France has begun clearing migrants from the Calais camp nicknamed the “Jungle” on the country’s northern coast.
The first bus left at 08.00 CET on Monday, carrying 50 people from Sudan who had arrived at a transit centre shortly earlier.
Sixty buses are due to transport the first wave to reception centres for asylum seekers elsewhere in France.
Others have been queuing outside a hangar where aid workers have been handing out basic provisions and information leaflets.
The migrants are to be separated into families, adults, unaccompanied minors and vulnerable individuals. The evacuation is expected to take at least a week.
Charities have warned the calm mood witnessed on Monday morning could change when the camp begins being dismantled. Many migrants are desperate to reach Britain and the authorities are worried that protesters may exacerbate tensions.
The government says it is acting on humanitarian grounds as the camp is in a squalid condition and is unable to cope with the 7,000 people who are currently living there.
From Tuesday (October 25), heavy machinery will be sent to clear the tents and shelters that have been left behind.
But the fate of some 1,300 unaccompanied minors is still uncertain.
Calais’ regional Prefect, Fabienne Buccio told reporters that measures had been put in place: “We have set up a special processing system, this has taken a long time, a very particular processing system for the minors. So there will be a specific registration for minors tomorrow at the SAS (sorting centre), with a French-British team that will take charge of them.”

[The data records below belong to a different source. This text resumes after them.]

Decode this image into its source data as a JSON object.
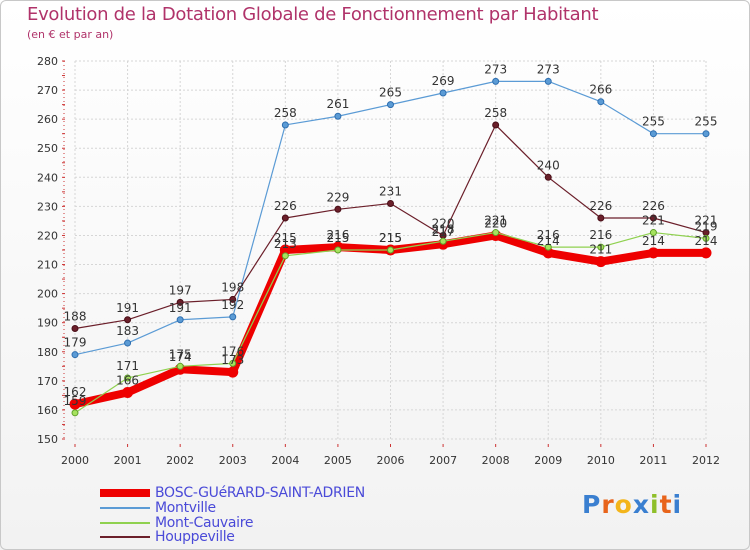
{
  "chart_data": {
    "type": "line",
    "title": "Evolution de la Dotation Globale de Fonctionnement par Habitant",
    "subtitle": "(en € et par an)",
    "xlabel": "",
    "ylabel": "",
    "categories": [
      "2000",
      "2001",
      "2002",
      "2003",
      "2004",
      "2005",
      "2006",
      "2007",
      "2008",
      "2009",
      "2010",
      "2011",
      "2012"
    ],
    "ylim": [
      150,
      280
    ],
    "yticks": [
      150,
      160,
      170,
      180,
      190,
      200,
      210,
      220,
      230,
      240,
      250,
      260,
      270,
      280
    ],
    "grid": true,
    "legend_position": "bottom-left",
    "series": [
      {
        "name": "BOSC-GUéRARD-SAINT-ADRIEN",
        "color": "#ee0000",
        "values": [
          162,
          166,
          174,
          173,
          215,
          216,
          215,
          217,
          220,
          214,
          211,
          214,
          214
        ],
        "labels": [
          "162",
          "166",
          "174",
          "173",
          "215",
          "216",
          "215",
          "217",
          "220",
          "214",
          "211",
          "214",
          "214"
        ]
      },
      {
        "name": "Montville",
        "color": "#5b9bd5",
        "values": [
          179,
          183,
          191,
          192,
          258,
          261,
          265,
          269,
          273,
          273,
          266,
          255,
          255
        ],
        "labels": [
          "179",
          "183",
          "191",
          "192",
          "258",
          "261",
          "265",
          "269",
          "273",
          "273",
          "266",
          "255",
          "255"
        ]
      },
      {
        "name": "Mont-Cauvaire",
        "color": "#8fd14f",
        "values": [
          159,
          171,
          175,
          176,
          213,
          215,
          215,
          218,
          221,
          216,
          216,
          221,
          219
        ],
        "labels": [
          "159",
          "171",
          "175",
          "176",
          "213",
          "215",
          "215",
          "218",
          "221",
          "216",
          "216",
          "221",
          "219"
        ]
      },
      {
        "name": "Houppeville",
        "color": "#6b1f2a",
        "values": [
          188,
          191,
          197,
          198,
          226,
          229,
          231,
          220,
          258,
          240,
          226,
          226,
          221
        ],
        "labels": [
          "188",
          "191",
          "197",
          "198",
          "226",
          "229",
          "231",
          "220",
          "258",
          "240",
          "226",
          "226",
          "221"
        ]
      }
    ]
  },
  "logo": {
    "text": "Proxiti",
    "letters": [
      "P",
      "r",
      "o",
      "x",
      "i",
      "t",
      "i"
    ],
    "colors": [
      "#3a7fd0",
      "#e8641b",
      "#f3b51b",
      "#3a7fd0",
      "#8fbf2a",
      "#e8641b",
      "#3a7fd0"
    ]
  }
}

France and UK rush to process Calais minors as camp demolition nears: Charities fear children could get… https://t.co/feTEe8WhI9 (Gua)— Thus Spake (@thus_spake) October 23, 2016
However, charities have criticised the slow pace at which both British and French officials have so far processed the papers of children fleeing countries such as Syria, Afghanistan and Eritrea.
Extra police are to be deployed in the camp as there are concerns some migrants will refuse to leave because they still want to get to Britain.Those who refuse to move face arrest.
Around 200 unaccompanied children have left the camp for the UK, some are to join other family members while others are without relatives there but are judged to be vulnerable.